Use the expression for Coulomb’s law of electric charges. This expression gives the relation between the electrostatic force of attraction or repulsion between two charges, values of two charges and distance between these charges. Determine the values of new charges and distance according to given information and solve it for the new force.

Formula used:
The expression for Coulomb’s law of electric charges is
$F = k\dfrac{{{q_1}{q_2}}}{{{r^2}}}$ …… (1)
Here, $F$ is the electrostatic force of attraction or repulsion between charges, $k$ is the constant, ${q_1}$ is the first charge, ${q_2}$ is the second charge and $r$ is the distance between the two charges.

Complete step by step solution:
We have given that there is an electrostatic force of attraction between the charges A and B.
The equation (1) for the electrostatic force of attraction between charges A and B becomes
$\Rightarrow F = k\dfrac{{{q_A}{q_B}}}{{{r^2}}}$ …… (2)
Here, ${q_A}$ is the charge on A and ${q_B}$ is the charge on B.
The charge on A is increased by 25%. Hence, the new charge ${q_A}'$ becomes
${q_A}' = \left( {1 + \dfrac{1}{4}} \right){q_A}$
$\Rightarrow {q_A}' = \dfrac{5}{4}{q_A}$
The charge on A is reduced by 25%. Hence, the new charge ${q_B}'$ becomes
$\Rightarrow{q_B}' = \left( {1 - \dfrac{1}{4}} \right){q_B}$
$\Rightarrow {q_B}' = \dfrac{3}{4}{q_B}$
The distance between the two charges A and B is decreased by 25%. Hence, the new distance $r'$ between charges becomes
$\Rightarrow r' = \left( {1 - \dfrac{1}{4}} \right)r$
$\Rightarrow r' = \dfrac{3}{4}r$
Now the equation (1) for the new electrostatic force $F'$ of attraction between the new charges is
$\Rightarrow F' = k\dfrac{{{q_A}'{q_B}'}}{{r{'^2}}}$
Substitute $\dfrac{5}{4}{q_A}$ for ${q_A}'$, $\dfrac{3}{4}{q_B}$ for ${q_B}'$ and $\dfrac{3}{4}r$ for $r'$ in the above equation.

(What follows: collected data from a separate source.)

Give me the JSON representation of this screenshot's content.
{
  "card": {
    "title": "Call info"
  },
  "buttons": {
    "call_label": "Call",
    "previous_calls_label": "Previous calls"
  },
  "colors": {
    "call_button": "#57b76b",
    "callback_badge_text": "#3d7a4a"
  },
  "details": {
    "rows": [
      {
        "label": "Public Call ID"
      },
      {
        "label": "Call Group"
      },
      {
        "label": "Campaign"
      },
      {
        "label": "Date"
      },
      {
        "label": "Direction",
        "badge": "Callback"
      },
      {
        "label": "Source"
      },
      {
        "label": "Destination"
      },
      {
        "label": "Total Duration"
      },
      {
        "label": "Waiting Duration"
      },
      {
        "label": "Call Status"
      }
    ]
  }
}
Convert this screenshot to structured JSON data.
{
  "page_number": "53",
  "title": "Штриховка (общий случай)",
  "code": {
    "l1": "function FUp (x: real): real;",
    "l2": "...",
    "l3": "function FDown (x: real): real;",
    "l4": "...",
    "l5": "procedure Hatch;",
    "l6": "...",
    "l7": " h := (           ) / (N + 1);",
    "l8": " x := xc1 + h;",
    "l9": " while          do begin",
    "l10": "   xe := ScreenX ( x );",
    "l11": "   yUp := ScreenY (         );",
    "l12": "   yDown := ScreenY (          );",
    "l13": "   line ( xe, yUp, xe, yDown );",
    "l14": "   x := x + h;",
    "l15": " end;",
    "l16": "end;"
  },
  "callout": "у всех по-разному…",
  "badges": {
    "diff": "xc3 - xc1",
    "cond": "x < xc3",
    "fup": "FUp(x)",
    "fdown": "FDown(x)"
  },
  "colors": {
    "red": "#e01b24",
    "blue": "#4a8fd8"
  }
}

$\Rightarrow F' = k\dfrac{{\left( {\dfrac{5}{4}{q_A}} \right)\left( {\dfrac{3}{4}{q_B}} \right)}}{{{{\left( {\dfrac{3}{4}r} \right)}^2}}}$
$\Rightarrow F' = k\dfrac{{15{q_A}{q_B}}}{{9{r^2}}}$ …… (3)

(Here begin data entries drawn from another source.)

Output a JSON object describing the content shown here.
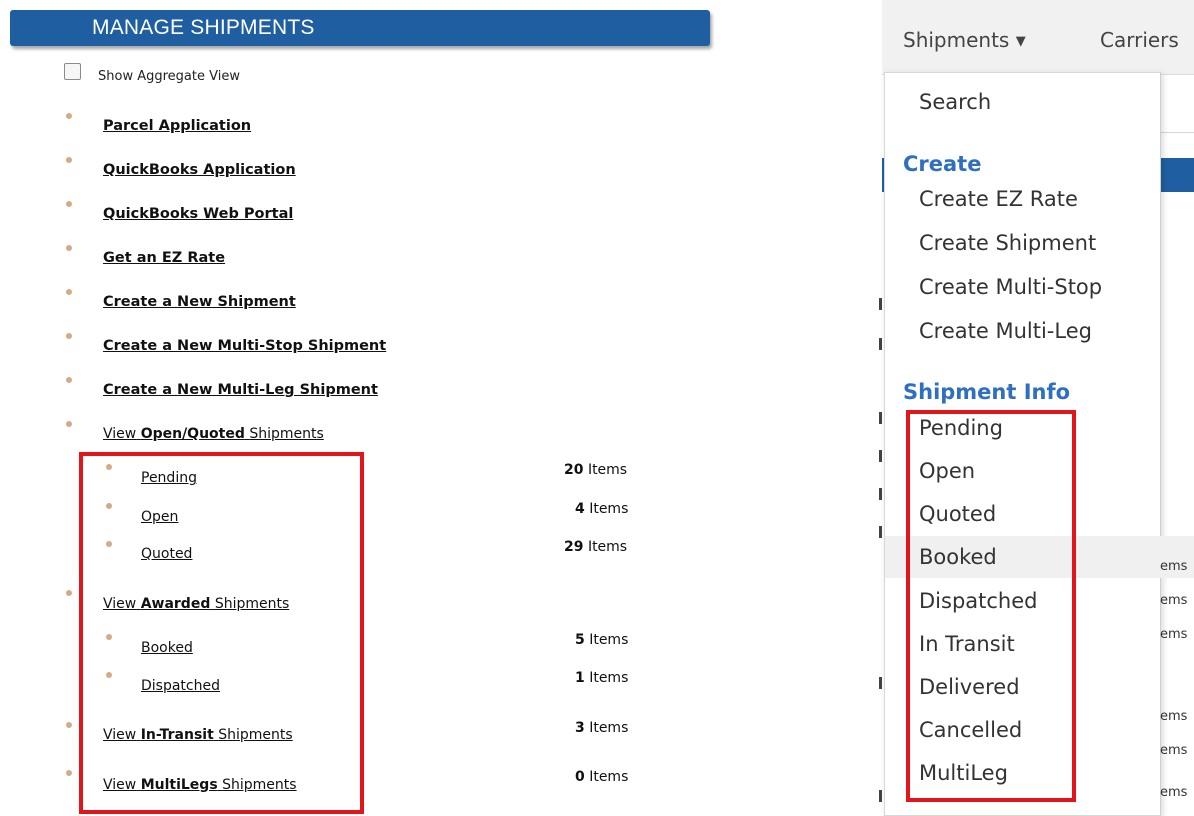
{
  "left_panel": {
    "header_title": "MANAGE SHIPMENTS",
    "aggregate_label": "Show Aggregate View",
    "links": [
      "Parcel Application",
      "QuickBooks Application",
      "QuickBooks Web Portal",
      "Get an EZ Rate",
      "Create a New Shipment",
      "Create a New Multi-Stop Shipment",
      "Create a New Multi-Leg Shipment"
    ],
    "word_view": "View",
    "word_shipments": "Shipments",
    "groups": {
      "open_quoted": "Open/Quoted",
      "awarded": "Awarded",
      "in_transit": "In-Transit",
      "multilegs": "MultiLegs"
    },
    "sub_items": {
      "pending": {
        "label": "Pending",
        "count": "20",
        "unit": "Items"
      },
      "open": {
        "label": "Open",
        "count": "4",
        "unit": "Items"
      },
      "quoted": {
        "label": "Quoted",
        "count": "29",
        "unit": "Items"
      },
      "booked": {
        "label": "Booked",
        "count": "5",
        "unit": "Items"
      },
      "dispatched": {
        "label": "Dispatched",
        "count": "1",
        "unit": "Items"
      }
    },
    "in_transit_count": {
      "count": "3",
      "unit": "Items"
    },
    "multilegs_count": {
      "count": "0",
      "unit": "Items"
    }
  },
  "right_panel": {
    "nav_shipments": "Shipments",
    "nav_carriers": "Carriers",
    "dropdown": {
      "search": "Search",
      "create_header": "Create",
      "create_items": [
        "Create EZ Rate",
        "Create Shipment",
        "Create Multi-Stop",
        "Create Multi-Leg"
      ],
      "info_header": "Shipment Info",
      "info_items": [
        "Pending",
        "Open",
        "Quoted",
        "Booked",
        "Dispatched",
        "In Transit",
        "Delivered",
        "Cancelled",
        "MultiLeg"
      ]
    },
    "peek_text": "ems"
  },
  "colors": {
    "header_blue": "#1f5fa1",
    "bullet": "#d2ab88",
    "highlight_red": "#e2151b",
    "menu_header_blue": "#2e6fbf"
  }
}
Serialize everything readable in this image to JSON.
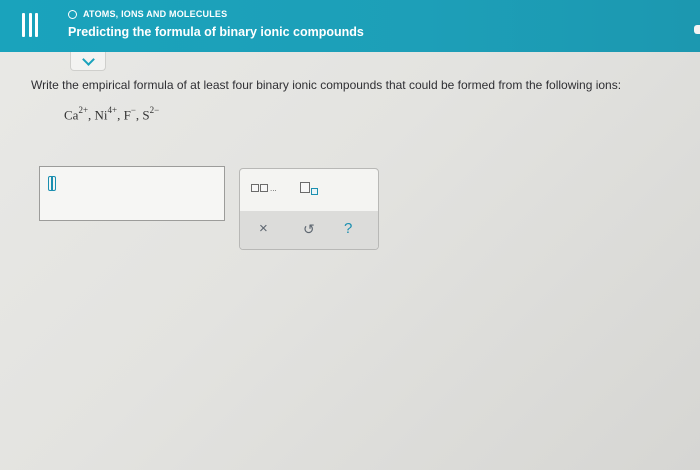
{
  "header": {
    "topic": "ATOMS, IONS AND MOLECULES",
    "title": "Predicting the formula of binary ionic compounds"
  },
  "question": {
    "prompt": "Write the empirical formula of at least four binary ionic compounds that could be formed from the following ions:",
    "ions": [
      {
        "symbol": "Ca",
        "charge": "2+"
      },
      {
        "symbol": "Ni",
        "charge": "4+"
      },
      {
        "symbol": "F",
        "charge": "−"
      },
      {
        "symbol": "S",
        "charge": "2−"
      }
    ]
  },
  "toolbar": {
    "clear_symbol": "×",
    "undo_symbol": "↺",
    "help_symbol": "?",
    "ellipsis": "..."
  },
  "icons": {
    "menu": "menu-icon",
    "topic": "circle-icon",
    "collapse": "chevron-down-icon",
    "cursor": "text-cursor-icon",
    "multi_box": "multiple-boxes-icon",
    "subscript": "subscript-icon"
  },
  "colors": {
    "header": "#1aa3bc",
    "accent": "#1b8fb0",
    "text": "#2f2f33"
  }
}
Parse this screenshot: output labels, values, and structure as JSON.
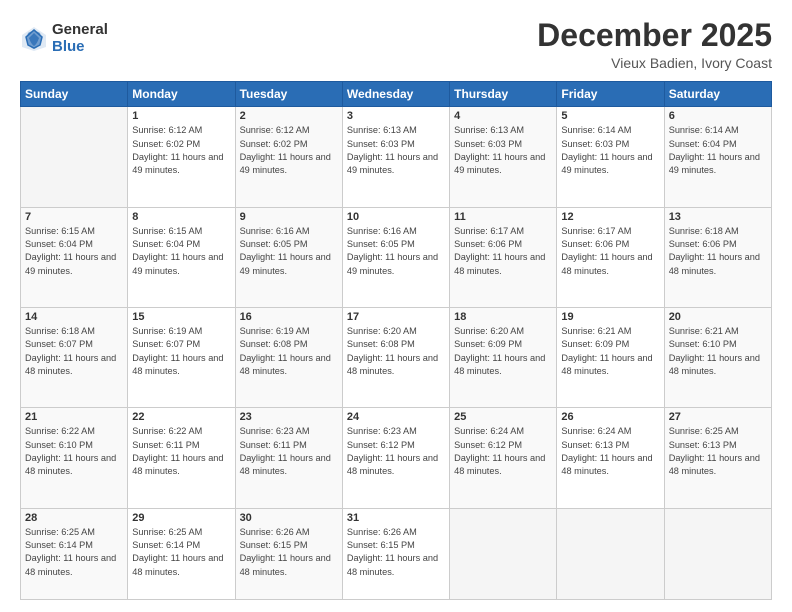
{
  "logo": {
    "general": "General",
    "blue": "Blue"
  },
  "header": {
    "month": "December 2025",
    "location": "Vieux Badien, Ivory Coast"
  },
  "weekdays": [
    "Sunday",
    "Monday",
    "Tuesday",
    "Wednesday",
    "Thursday",
    "Friday",
    "Saturday"
  ],
  "weeks": [
    [
      {
        "day": "",
        "sunrise": "",
        "sunset": "",
        "daylight": ""
      },
      {
        "day": "1",
        "sunrise": "Sunrise: 6:12 AM",
        "sunset": "Sunset: 6:02 PM",
        "daylight": "Daylight: 11 hours and 49 minutes."
      },
      {
        "day": "2",
        "sunrise": "Sunrise: 6:12 AM",
        "sunset": "Sunset: 6:02 PM",
        "daylight": "Daylight: 11 hours and 49 minutes."
      },
      {
        "day": "3",
        "sunrise": "Sunrise: 6:13 AM",
        "sunset": "Sunset: 6:03 PM",
        "daylight": "Daylight: 11 hours and 49 minutes."
      },
      {
        "day": "4",
        "sunrise": "Sunrise: 6:13 AM",
        "sunset": "Sunset: 6:03 PM",
        "daylight": "Daylight: 11 hours and 49 minutes."
      },
      {
        "day": "5",
        "sunrise": "Sunrise: 6:14 AM",
        "sunset": "Sunset: 6:03 PM",
        "daylight": "Daylight: 11 hours and 49 minutes."
      },
      {
        "day": "6",
        "sunrise": "Sunrise: 6:14 AM",
        "sunset": "Sunset: 6:04 PM",
        "daylight": "Daylight: 11 hours and 49 minutes."
      }
    ],
    [
      {
        "day": "7",
        "sunrise": "Sunrise: 6:15 AM",
        "sunset": "Sunset: 6:04 PM",
        "daylight": "Daylight: 11 hours and 49 minutes."
      },
      {
        "day": "8",
        "sunrise": "Sunrise: 6:15 AM",
        "sunset": "Sunset: 6:04 PM",
        "daylight": "Daylight: 11 hours and 49 minutes."
      },
      {
        "day": "9",
        "sunrise": "Sunrise: 6:16 AM",
        "sunset": "Sunset: 6:05 PM",
        "daylight": "Daylight: 11 hours and 49 minutes."
      },
      {
        "day": "10",
        "sunrise": "Sunrise: 6:16 AM",
        "sunset": "Sunset: 6:05 PM",
        "daylight": "Daylight: 11 hours and 49 minutes."
      },
      {
        "day": "11",
        "sunrise": "Sunrise: 6:17 AM",
        "sunset": "Sunset: 6:06 PM",
        "daylight": "Daylight: 11 hours and 48 minutes."
      },
      {
        "day": "12",
        "sunrise": "Sunrise: 6:17 AM",
        "sunset": "Sunset: 6:06 PM",
        "daylight": "Daylight: 11 hours and 48 minutes."
      },
      {
        "day": "13",
        "sunrise": "Sunrise: 6:18 AM",
        "sunset": "Sunset: 6:06 PM",
        "daylight": "Daylight: 11 hours and 48 minutes."
      }
    ],
    [
      {
        "day": "14",
        "sunrise": "Sunrise: 6:18 AM",
        "sunset": "Sunset: 6:07 PM",
        "daylight": "Daylight: 11 hours and 48 minutes."
      },
      {
        "day": "15",
        "sunrise": "Sunrise: 6:19 AM",
        "sunset": "Sunset: 6:07 PM",
        "daylight": "Daylight: 11 hours and 48 minutes."
      },
      {
        "day": "16",
        "sunrise": "Sunrise: 6:19 AM",
        "sunset": "Sunset: 6:08 PM",
        "daylight": "Daylight: 11 hours and 48 minutes."
      },
      {
        "day": "17",
        "sunrise": "Sunrise: 6:20 AM",
        "sunset": "Sunset: 6:08 PM",
        "daylight": "Daylight: 11 hours and 48 minutes."
      },
      {
        "day": "18",
        "sunrise": "Sunrise: 6:20 AM",
        "sunset": "Sunset: 6:09 PM",
        "daylight": "Daylight: 11 hours and 48 minutes."
      },
      {
        "day": "19",
        "sunrise": "Sunrise: 6:21 AM",
        "sunset": "Sunset: 6:09 PM",
        "daylight": "Daylight: 11 hours and 48 minutes."
      },
      {
        "day": "20",
        "sunrise": "Sunrise: 6:21 AM",
        "sunset": "Sunset: 6:10 PM",
        "daylight": "Daylight: 11 hours and 48 minutes."
      }
    ],
    [
      {
        "day": "21",
        "sunrise": "Sunrise: 6:22 AM",
        "sunset": "Sunset: 6:10 PM",
        "daylight": "Daylight: 11 hours and 48 minutes."
      },
      {
        "day": "22",
        "sunrise": "Sunrise: 6:22 AM",
        "sunset": "Sunset: 6:11 PM",
        "daylight": "Daylight: 11 hours and 48 minutes."
      },
      {
        "day": "23",
        "sunrise": "Sunrise: 6:23 AM",
        "sunset": "Sunset: 6:11 PM",
        "daylight": "Daylight: 11 hours and 48 minutes."
      },
      {
        "day": "24",
        "sunrise": "Sunrise: 6:23 AM",
        "sunset": "Sunset: 6:12 PM",
        "daylight": "Daylight: 11 hours and 48 minutes."
      },
      {
        "day": "25",
        "sunrise": "Sunrise: 6:24 AM",
        "sunset": "Sunset: 6:12 PM",
        "daylight": "Daylight: 11 hours and 48 minutes."
      },
      {
        "day": "26",
        "sunrise": "Sunrise: 6:24 AM",
        "sunset": "Sunset: 6:13 PM",
        "daylight": "Daylight: 11 hours and 48 minutes."
      },
      {
        "day": "27",
        "sunrise": "Sunrise: 6:25 AM",
        "sunset": "Sunset: 6:13 PM",
        "daylight": "Daylight: 11 hours and 48 minutes."
      }
    ],
    [
      {
        "day": "28",
        "sunrise": "Sunrise: 6:25 AM",
        "sunset": "Sunset: 6:14 PM",
        "daylight": "Daylight: 11 hours and 48 minutes."
      },
      {
        "day": "29",
        "sunrise": "Sunrise: 6:25 AM",
        "sunset": "Sunset: 6:14 PM",
        "daylight": "Daylight: 11 hours and 48 minutes."
      },
      {
        "day": "30",
        "sunrise": "Sunrise: 6:26 AM",
        "sunset": "Sunset: 6:15 PM",
        "daylight": "Daylight: 11 hours and 48 minutes."
      },
      {
        "day": "31",
        "sunrise": "Sunrise: 6:26 AM",
        "sunset": "Sunset: 6:15 PM",
        "daylight": "Daylight: 11 hours and 48 minutes."
      },
      {
        "day": "",
        "sunrise": "",
        "sunset": "",
        "daylight": ""
      },
      {
        "day": "",
        "sunrise": "",
        "sunset": "",
        "daylight": ""
      },
      {
        "day": "",
        "sunrise": "",
        "sunset": "",
        "daylight": ""
      }
    ]
  ]
}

Divide equation (3) by equation (2).
$\Rightarrow \dfrac{{F'}}{F} = \dfrac{{k\dfrac{{15{q_A}{q_B}}}{{9{r^2}}}}}{{k\dfrac{{{q_A}{q_B}}}{{{r^2}}}}}$
$\Rightarrow \dfrac{{F'}}{F} = \dfrac{{15}}{9}$
Rearrange the above equation for $F'$.
$\Rightarrow F' = \dfrac{{15}}{9}F$
Substitute $1000\,{\text{N}}$ for $F$ in the above equation.
$\Rightarrow F' = \dfrac{{15}}{9}\left( {1000\,{\text{N}}} \right)$
$\therefore F' = 1666.67\,{\text{N}}$
Therefore, the new force of attraction between the charges is $1666.67\,{\text{N}}$.

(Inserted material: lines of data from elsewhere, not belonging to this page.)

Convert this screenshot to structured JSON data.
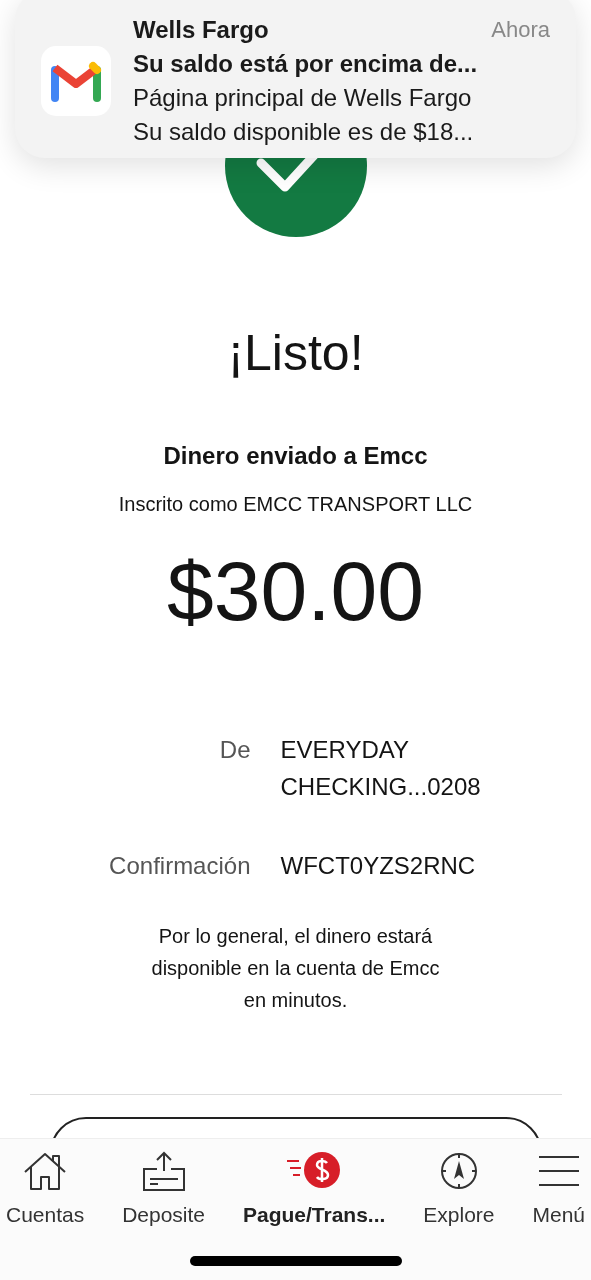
{
  "notification": {
    "app": "Wells Fargo",
    "time": "Ahora",
    "subject": "Su saldo está por encima de...",
    "line_1": "Página principal de Wells Fargo",
    "line_2": "Su saldo disponible es de $18..."
  },
  "result": {
    "title": "¡Listo!",
    "heading": "Dinero enviado a Emcc",
    "subheading": "Inscrito como EMCC TRANSPORT LLC",
    "amount": "$30.00"
  },
  "details": [
    {
      "label": "De",
      "value": "EVERYDAY CHECKING...0208"
    },
    {
      "label": "Confirmación",
      "value": "WFCT0YZS2RNC"
    }
  ],
  "note": "Por lo general, el dinero estará disponible en la cuenta de Emcc en minutos.",
  "tab_bar": [
    {
      "kind": "home",
      "label": "Cuentas",
      "selected": false
    },
    {
      "kind": "deposit",
      "label": "Deposite",
      "selected": false
    },
    {
      "kind": "pay",
      "label": "Pague/Trans...",
      "selected": true
    },
    {
      "kind": "explore",
      "label": "Explore",
      "selected": false
    },
    {
      "kind": "menu",
      "label": "Menú",
      "selected": false
    }
  ]
}
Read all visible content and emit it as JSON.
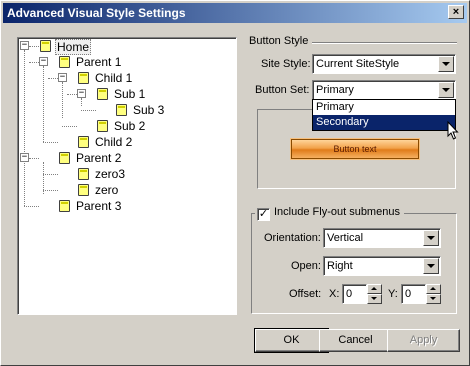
{
  "window": {
    "title": "Advanced Visual Style Settings",
    "close_label": "×"
  },
  "tree": {
    "nodes": [
      {
        "label": "Home",
        "expander": "−"
      },
      {
        "label": "Parent 1",
        "expander": "−"
      },
      {
        "label": "Child 1",
        "expander": "−"
      },
      {
        "label": "Sub 1",
        "expander": "−"
      },
      {
        "label": "Sub 3"
      },
      {
        "label": "Sub 2"
      },
      {
        "label": "Child 2"
      },
      {
        "label": "Parent 2",
        "expander": "−"
      },
      {
        "label": "zero3"
      },
      {
        "label": "zero"
      },
      {
        "label": "Parent 3"
      }
    ]
  },
  "button_style": {
    "group_title": "Button Style",
    "site_style_label": "Site Style:",
    "site_style_value": "Current SiteStyle",
    "button_set_label": "Button Set:",
    "button_set_value": "Primary",
    "button_set_options": [
      "Primary",
      "Secondary"
    ],
    "button_set_highlighted": "Secondary",
    "preview_button_text": "Button text"
  },
  "flyout": {
    "checkbox_label": "Include Fly-out submenus",
    "checked": true,
    "check_mark": "✓",
    "orientation_label": "Orientation:",
    "orientation_value": "Vertical",
    "open_label": "Open:",
    "open_value": "Right",
    "offset_label": "Offset:",
    "x_label": "X:",
    "x_value": "0",
    "y_label": "Y:",
    "y_value": "0"
  },
  "buttons": {
    "ok": "OK",
    "cancel": "Cancel",
    "apply": "Apply"
  }
}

Hence, the correct option is A.

Note: The students should be careful while determining the values of the new charges and distance between them. If these values are not determined correctly, the final answer will also be incorrect. Also, the value of k remains the same for both electrostatic forces of attraction as it is a constant.